NASA unveils the deepest infrared image of the Universe ever taken
NASA on Monday unveiled the deepest infrared image of the Universe ever taken
NASA unveils the deepest infrared image of the Universe ever taken, a sumptuous snapshot showing the first galaxies formed shortly after the Big Bang, more than 13 billion years ago.
Six months after the James Webb Telescope, the most powerful space telescope ever developed, was
launched into orbit, President Joe Biden welcomed this first scientific and color image of the telescope as
a “historic” day during this event held at the White House.
Read Also: NASA starts to turn off the Voyager instruments.
According to NASA, this image is the “deepest and cleanest infrared image of the Universe ever shot.”
Infrared is one of the wavelengths that light may be broken down into; unlike James Webb, which was
built for this purpose, the human eye cannot see infrared.
Numerous galaxies may be seen in the photograph.
The galaxy cluster SMACS 0723, which served as a magnifying glass to show extremely far-off cosmic objects behind it, may be seen in this image.

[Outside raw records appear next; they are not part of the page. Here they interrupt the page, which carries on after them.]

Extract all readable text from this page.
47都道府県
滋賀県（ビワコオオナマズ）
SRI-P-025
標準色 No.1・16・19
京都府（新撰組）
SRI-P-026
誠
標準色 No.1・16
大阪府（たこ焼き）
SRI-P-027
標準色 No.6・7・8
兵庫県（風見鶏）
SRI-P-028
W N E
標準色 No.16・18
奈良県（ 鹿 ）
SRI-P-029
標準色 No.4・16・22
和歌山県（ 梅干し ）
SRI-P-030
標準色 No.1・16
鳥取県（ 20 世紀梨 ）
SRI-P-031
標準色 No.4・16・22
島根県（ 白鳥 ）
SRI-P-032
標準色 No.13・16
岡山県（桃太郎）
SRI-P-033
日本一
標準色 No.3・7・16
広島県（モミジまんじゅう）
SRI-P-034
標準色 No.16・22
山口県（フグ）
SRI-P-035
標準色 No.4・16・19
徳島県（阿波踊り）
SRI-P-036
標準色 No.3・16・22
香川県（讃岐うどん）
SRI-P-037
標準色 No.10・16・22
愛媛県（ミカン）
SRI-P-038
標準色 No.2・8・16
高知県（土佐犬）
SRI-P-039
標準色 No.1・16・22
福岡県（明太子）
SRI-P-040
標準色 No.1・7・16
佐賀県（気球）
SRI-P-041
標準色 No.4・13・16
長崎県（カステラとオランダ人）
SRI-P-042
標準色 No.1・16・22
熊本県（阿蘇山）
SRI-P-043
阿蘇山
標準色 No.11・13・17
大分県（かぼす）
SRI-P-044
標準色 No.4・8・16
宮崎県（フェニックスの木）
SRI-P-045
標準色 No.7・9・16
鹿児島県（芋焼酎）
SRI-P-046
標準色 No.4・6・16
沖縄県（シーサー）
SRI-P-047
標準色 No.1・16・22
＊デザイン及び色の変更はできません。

This phenomenon is known as gravitational lensing.
During a ceremony that is eagerly anticipated by all space fans, NASA will show further photographs on Tuesday.
Their publication serves as the start of a significant scientific journey as well as the conclusion of many
years of waiting for astronomers all across the planet.
In order to investigate the possibility of extrasolar life, James Webb must enable scientists to explore the Universe in a completely new way.
In particular, the first galaxies and exoplanets must be studied.